STRINDBERG AUGUST (1849-1912)
Appeler en rêve
En septembre 1892, il repart, pour Berlin cette fois, semant au passage des pièces en un acte qui sont des merveilles de mécanique de précision dans l'analyse de « son » personnage : posé, puis pesé, puis défait, annihilé par ses doubles, ses reflets, ses projections, ses fantômes.

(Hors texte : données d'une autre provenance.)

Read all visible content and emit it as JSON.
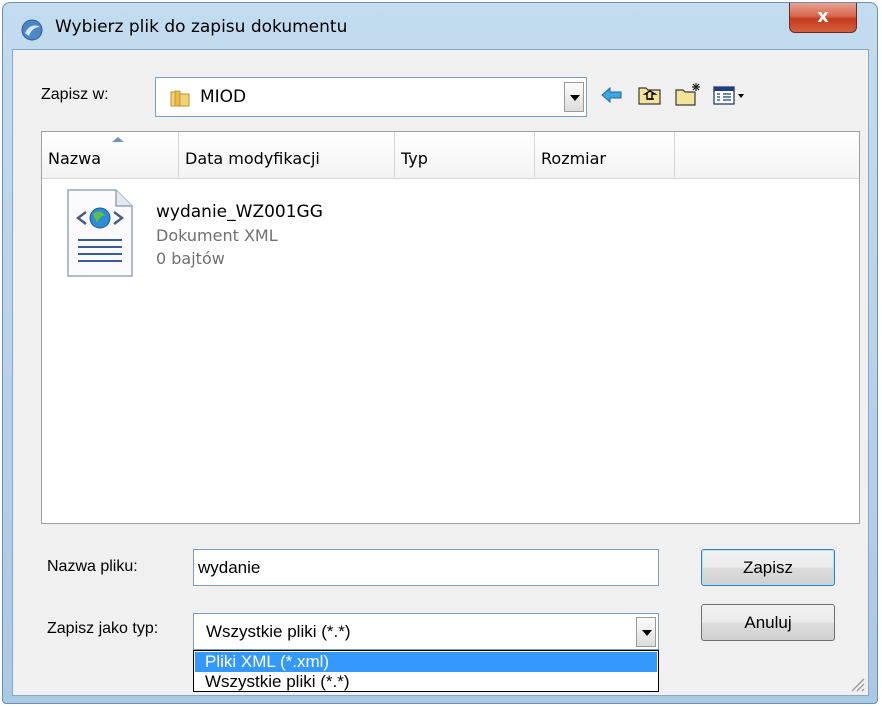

Mais Strindberg se refait après chaque « décharge » : Premier Avertissement (Första varningen), Doit et Avoir (Debet och kredit), Amour maternel (Moderskärlek), Devant la mort (Inför döden), Jouer avec le feu (Leka med elden), Le Lien (Bandet), toutes de 1892. Est-il utile de préciser que l'union avec Frida Uhl ne durera pas ? Des errances en Autriche, en Angleterre, puis une nouvelle installation à Paris n'y changeront rien. La séparation aura lieu en août 1894, le divorce sera prononcé en 1897.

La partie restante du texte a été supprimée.